L’Italia e’ meno fragile e piu’ forte ed e’ importante proseguire sulla strada intrapresa. Il ministro dell’Economia, Pier Carlo Padoan, e’ “fortemente ottimista” sul futuro dell’economia italiana: “Siamo usciti dal tunnel e siamo su un sentiero che vedo aprirsi”, afferma dal palco della festa di Left Wing in corso a Fiuggi, osservando che la crescita italiana, oltre a approfittare della ripresa globale, e’ dovuta alle misure messe in campo negli anni: dagli 80 euro che hanno restituito fiducia ai consumatori, all’andamento positivo delle esportazioni e degli investimenti. Gli ultimi dati di Bankitalia, che ha rivisto al rialzo le stime del Pil, sono il frutto di “un’accelerazione degli investimenti”: sono sorti “piu’ capannoni, piu’ industrie” e queste “sono cose che restano” e “creano anche occupazione”. E non e’ irrealistico – ha aggiunto – “pensare nei prossimi anni a un salto di qualita’”. Secondo Padoan, “il futuro dell’Europa non puo’ basarsi sul fiscal compact, ma deve poggiare su questioni piu’ serie”. “Il fiscal compact ha vari problemi tecnici con tutte le relative implicazioni su come si disegna la politica di bilancio. Sono questioni segnalate gia’ dall’Italia”. In Europa, ha continuato il ministro, se ne puo’ parlare ma deve “rientrare in un ambito ben piu’ ampio”. Padoan ha quindi fatto notare che uno dei problemi dell’Europa di oggi e’ la mancanza di fiducia e questo e’ uno dei motivi del ritorno dei nazionalismi; ora – ha detto – e’ il momento per Bruxelles di dimostrare che le sfide dei migranti, della sicurezza e dell’occupazione si combattono meglio insieme.

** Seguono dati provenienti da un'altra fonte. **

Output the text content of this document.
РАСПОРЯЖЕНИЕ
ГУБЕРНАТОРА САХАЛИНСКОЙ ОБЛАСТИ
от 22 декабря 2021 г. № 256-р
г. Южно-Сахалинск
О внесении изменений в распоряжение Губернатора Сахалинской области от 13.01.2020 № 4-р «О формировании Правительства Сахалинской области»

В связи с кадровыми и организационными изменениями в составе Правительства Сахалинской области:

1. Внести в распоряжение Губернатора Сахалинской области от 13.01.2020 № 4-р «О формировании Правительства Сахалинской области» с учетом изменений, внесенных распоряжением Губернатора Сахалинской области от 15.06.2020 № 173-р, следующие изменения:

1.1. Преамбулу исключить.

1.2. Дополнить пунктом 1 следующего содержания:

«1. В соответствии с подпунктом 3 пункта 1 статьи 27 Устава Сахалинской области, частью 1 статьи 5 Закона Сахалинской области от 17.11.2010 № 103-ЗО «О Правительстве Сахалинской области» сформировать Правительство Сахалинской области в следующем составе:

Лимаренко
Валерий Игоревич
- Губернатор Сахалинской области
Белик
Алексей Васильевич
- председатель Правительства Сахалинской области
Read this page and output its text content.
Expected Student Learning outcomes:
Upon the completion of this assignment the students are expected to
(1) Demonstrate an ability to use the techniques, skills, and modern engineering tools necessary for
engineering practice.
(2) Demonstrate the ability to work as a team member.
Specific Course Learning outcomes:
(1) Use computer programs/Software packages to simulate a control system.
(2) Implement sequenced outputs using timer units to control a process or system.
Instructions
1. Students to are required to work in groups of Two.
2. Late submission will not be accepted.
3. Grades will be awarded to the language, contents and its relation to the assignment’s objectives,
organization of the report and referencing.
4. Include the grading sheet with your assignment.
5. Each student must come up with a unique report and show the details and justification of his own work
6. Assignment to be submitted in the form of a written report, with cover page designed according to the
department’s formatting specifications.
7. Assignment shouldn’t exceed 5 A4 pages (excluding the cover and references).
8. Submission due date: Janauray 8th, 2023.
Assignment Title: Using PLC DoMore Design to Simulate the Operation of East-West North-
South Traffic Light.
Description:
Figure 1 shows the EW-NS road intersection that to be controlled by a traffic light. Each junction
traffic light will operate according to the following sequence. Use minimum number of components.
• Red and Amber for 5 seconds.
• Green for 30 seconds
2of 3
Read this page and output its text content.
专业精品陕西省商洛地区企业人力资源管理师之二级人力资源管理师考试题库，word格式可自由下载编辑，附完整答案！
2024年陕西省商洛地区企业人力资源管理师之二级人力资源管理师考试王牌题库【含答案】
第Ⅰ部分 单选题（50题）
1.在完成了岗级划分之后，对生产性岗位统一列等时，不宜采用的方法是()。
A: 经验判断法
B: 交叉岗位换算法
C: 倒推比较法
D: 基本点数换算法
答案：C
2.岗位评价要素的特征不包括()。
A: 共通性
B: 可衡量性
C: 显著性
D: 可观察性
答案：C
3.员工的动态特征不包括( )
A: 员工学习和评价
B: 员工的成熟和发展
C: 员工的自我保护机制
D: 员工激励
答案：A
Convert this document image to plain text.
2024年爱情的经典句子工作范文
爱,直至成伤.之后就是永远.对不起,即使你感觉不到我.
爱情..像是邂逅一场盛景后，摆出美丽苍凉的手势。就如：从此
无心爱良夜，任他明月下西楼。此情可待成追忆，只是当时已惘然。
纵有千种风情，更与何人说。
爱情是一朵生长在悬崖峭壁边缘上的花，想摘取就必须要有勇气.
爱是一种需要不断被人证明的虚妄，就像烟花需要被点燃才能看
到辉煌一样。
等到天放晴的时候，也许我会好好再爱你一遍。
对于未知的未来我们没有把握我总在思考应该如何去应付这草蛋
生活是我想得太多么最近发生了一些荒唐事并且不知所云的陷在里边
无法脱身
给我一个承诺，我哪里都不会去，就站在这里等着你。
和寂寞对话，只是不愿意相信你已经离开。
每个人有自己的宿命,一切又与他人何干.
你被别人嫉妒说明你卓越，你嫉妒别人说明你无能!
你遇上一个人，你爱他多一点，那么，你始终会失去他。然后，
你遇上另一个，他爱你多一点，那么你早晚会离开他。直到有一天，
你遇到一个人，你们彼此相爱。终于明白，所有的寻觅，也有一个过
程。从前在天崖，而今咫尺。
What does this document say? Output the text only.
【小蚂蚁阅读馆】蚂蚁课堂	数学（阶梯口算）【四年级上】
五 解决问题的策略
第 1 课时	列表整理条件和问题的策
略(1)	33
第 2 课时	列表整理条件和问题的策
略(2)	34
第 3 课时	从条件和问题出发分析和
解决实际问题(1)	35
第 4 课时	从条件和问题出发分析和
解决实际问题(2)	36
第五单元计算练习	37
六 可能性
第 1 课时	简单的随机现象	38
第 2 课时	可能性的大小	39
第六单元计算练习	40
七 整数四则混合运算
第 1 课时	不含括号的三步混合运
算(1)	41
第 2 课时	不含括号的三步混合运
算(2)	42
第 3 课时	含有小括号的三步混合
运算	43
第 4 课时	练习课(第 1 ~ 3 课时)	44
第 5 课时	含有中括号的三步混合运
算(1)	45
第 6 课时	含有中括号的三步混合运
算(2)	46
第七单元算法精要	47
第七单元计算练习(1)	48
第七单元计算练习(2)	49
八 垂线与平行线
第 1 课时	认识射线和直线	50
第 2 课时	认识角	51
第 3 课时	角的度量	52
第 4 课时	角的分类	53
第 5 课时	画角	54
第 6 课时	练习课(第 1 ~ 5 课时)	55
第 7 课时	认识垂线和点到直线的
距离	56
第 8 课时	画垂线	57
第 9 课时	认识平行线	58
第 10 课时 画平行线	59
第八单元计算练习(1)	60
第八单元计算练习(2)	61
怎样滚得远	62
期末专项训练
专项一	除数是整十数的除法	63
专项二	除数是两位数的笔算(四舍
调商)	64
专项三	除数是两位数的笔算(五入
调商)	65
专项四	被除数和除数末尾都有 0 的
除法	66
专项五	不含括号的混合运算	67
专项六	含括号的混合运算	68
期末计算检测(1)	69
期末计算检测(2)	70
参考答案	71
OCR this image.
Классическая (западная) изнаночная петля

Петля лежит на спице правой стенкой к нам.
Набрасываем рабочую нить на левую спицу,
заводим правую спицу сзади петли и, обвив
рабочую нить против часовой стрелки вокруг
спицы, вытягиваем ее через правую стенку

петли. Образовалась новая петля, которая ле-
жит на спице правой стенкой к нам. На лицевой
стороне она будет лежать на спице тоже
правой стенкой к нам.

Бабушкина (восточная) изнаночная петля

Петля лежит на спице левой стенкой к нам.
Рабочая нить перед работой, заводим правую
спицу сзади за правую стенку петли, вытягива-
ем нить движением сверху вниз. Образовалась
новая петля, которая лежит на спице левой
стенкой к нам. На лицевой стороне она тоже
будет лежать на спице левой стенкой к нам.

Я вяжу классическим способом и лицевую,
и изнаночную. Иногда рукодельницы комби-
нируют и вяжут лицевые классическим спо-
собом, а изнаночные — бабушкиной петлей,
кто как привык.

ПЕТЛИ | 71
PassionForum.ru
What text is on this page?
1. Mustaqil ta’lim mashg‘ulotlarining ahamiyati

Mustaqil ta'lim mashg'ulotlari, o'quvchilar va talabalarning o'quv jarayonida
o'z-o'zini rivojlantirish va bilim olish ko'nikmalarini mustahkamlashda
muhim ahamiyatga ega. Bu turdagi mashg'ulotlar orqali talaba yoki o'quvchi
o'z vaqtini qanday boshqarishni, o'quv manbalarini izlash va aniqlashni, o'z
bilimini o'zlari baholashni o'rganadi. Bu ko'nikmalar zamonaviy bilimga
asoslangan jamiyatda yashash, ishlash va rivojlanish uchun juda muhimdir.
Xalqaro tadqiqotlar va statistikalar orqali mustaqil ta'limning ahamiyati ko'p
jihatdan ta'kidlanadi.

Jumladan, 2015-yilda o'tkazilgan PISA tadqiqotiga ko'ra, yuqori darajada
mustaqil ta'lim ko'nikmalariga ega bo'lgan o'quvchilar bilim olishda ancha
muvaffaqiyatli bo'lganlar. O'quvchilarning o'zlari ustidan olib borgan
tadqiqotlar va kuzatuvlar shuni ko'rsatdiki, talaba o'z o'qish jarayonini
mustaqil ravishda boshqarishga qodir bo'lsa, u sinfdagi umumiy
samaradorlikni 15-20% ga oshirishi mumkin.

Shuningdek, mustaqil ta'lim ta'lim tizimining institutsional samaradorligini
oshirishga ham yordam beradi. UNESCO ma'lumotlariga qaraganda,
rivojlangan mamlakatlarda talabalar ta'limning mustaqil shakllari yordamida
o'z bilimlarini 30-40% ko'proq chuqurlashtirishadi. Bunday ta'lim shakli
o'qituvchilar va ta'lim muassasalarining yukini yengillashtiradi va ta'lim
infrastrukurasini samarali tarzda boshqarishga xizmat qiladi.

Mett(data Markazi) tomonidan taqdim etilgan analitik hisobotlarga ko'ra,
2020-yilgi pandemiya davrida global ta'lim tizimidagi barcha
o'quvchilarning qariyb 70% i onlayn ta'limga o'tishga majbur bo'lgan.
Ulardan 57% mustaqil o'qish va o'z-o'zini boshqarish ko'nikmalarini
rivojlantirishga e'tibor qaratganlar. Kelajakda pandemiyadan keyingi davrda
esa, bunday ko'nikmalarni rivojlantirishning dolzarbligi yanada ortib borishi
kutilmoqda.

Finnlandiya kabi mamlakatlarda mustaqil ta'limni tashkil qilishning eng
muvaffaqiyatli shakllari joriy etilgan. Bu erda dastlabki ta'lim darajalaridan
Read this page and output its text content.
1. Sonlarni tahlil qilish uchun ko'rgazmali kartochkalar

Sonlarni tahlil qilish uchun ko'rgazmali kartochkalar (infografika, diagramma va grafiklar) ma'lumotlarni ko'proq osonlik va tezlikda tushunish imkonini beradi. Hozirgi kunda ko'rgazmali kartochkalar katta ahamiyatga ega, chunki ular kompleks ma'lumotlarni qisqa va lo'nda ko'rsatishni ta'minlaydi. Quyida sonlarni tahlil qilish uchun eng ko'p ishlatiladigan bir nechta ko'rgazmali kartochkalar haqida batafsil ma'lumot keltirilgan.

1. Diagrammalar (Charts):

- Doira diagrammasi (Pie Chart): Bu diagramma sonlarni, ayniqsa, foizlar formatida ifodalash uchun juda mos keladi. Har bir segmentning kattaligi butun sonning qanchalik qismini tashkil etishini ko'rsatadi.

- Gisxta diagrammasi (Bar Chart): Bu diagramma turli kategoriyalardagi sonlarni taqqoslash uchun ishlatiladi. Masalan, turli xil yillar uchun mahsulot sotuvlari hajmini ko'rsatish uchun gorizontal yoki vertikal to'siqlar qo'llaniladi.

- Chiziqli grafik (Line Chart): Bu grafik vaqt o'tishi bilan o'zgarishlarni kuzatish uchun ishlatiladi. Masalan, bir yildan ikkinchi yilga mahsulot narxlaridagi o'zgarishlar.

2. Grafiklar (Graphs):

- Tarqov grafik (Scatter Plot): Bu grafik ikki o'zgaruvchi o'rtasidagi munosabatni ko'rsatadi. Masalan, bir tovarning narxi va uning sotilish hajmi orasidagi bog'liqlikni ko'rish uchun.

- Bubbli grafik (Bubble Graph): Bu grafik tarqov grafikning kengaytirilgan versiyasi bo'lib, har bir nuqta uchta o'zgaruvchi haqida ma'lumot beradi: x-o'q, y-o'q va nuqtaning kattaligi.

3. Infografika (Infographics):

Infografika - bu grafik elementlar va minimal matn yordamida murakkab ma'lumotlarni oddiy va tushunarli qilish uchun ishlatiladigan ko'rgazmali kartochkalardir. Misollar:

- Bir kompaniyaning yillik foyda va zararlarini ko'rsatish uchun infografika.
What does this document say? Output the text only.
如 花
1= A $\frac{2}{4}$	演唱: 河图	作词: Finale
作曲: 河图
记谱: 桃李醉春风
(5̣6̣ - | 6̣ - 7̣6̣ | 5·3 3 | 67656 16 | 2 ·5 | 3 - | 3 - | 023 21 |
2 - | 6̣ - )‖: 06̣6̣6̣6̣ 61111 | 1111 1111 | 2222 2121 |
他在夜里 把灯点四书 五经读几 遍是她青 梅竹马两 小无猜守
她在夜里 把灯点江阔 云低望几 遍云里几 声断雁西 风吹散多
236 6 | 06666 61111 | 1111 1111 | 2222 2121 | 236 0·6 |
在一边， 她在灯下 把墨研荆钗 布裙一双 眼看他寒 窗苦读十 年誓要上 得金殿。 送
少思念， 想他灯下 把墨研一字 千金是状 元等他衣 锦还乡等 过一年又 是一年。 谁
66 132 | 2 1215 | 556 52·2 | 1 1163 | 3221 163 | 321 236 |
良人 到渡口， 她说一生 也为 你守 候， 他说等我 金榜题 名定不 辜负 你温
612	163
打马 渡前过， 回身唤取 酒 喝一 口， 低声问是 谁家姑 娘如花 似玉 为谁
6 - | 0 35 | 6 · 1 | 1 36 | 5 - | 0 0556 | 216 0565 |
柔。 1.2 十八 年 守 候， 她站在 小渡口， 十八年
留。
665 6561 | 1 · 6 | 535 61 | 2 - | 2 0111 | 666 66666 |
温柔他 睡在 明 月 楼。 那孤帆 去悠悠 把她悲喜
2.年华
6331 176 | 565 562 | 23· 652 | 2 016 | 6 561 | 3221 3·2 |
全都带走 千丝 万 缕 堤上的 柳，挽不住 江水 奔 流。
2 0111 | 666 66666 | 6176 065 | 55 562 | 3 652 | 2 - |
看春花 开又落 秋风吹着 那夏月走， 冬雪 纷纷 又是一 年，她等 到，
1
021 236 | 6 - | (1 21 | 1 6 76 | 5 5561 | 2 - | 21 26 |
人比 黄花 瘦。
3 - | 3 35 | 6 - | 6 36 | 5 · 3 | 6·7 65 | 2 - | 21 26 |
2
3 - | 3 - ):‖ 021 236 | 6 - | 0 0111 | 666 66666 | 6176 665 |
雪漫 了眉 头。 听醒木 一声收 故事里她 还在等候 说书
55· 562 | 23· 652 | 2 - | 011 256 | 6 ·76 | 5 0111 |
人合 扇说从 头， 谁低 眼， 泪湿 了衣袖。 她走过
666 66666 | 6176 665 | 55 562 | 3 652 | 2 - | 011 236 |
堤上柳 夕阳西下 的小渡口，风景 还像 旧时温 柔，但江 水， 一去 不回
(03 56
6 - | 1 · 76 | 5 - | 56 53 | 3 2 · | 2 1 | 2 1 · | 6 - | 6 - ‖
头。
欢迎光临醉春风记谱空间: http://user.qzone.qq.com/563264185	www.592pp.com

Il ministro si e’ detto poi “totalmente d’accordo” con le misure di cui ha parlato Matteo Renzi di gestione pluriennale degli asset pubblici ma sottolineando che occorre una visione strategica e oculatezza: “e’ importante che il governo ne mantenga il controllo”. “Non e’ la strada maestra per abbattere il debito (quella e’ la crescita) – ha spiegato – ma e’ sicuramente uno strumento”. Padoan ha quindi insistito sulla necessita’ che le risorse a disposizione siano utilizzate a favore dell’occupazione giovanile: “Approfittiamo della finestra di opportunita’ con gli investimenti che stanno accelerando. E siccome c’e’ bisogno di lavoratori, si scelgano in particolare i giovani”. “Il cuneo fiscale – ha spiegato – e’ un termine che in se’ non vuol dire nulla; in passato sono state fatte riduzioni del cuneo” ma bisogna “capire qual e’ il meccanismo tecnico per cui per un dato ammontare di risorse pubbliche ci sia il massimo possibile di nuovi assunti giovani”. Infine, sulle ipotesi di flat tax Padoan si e’ detto “dispostissimo a parlarne” ma ha osservato che occorre essere chiari sul livello perche’ ha “implicazioni redistributive gigantesche”. “Chiediamoci chi ci guadagna e chi ci perde”, ha affermato, perche’ e’ importante non accentuare le disuguaglianze esistenti.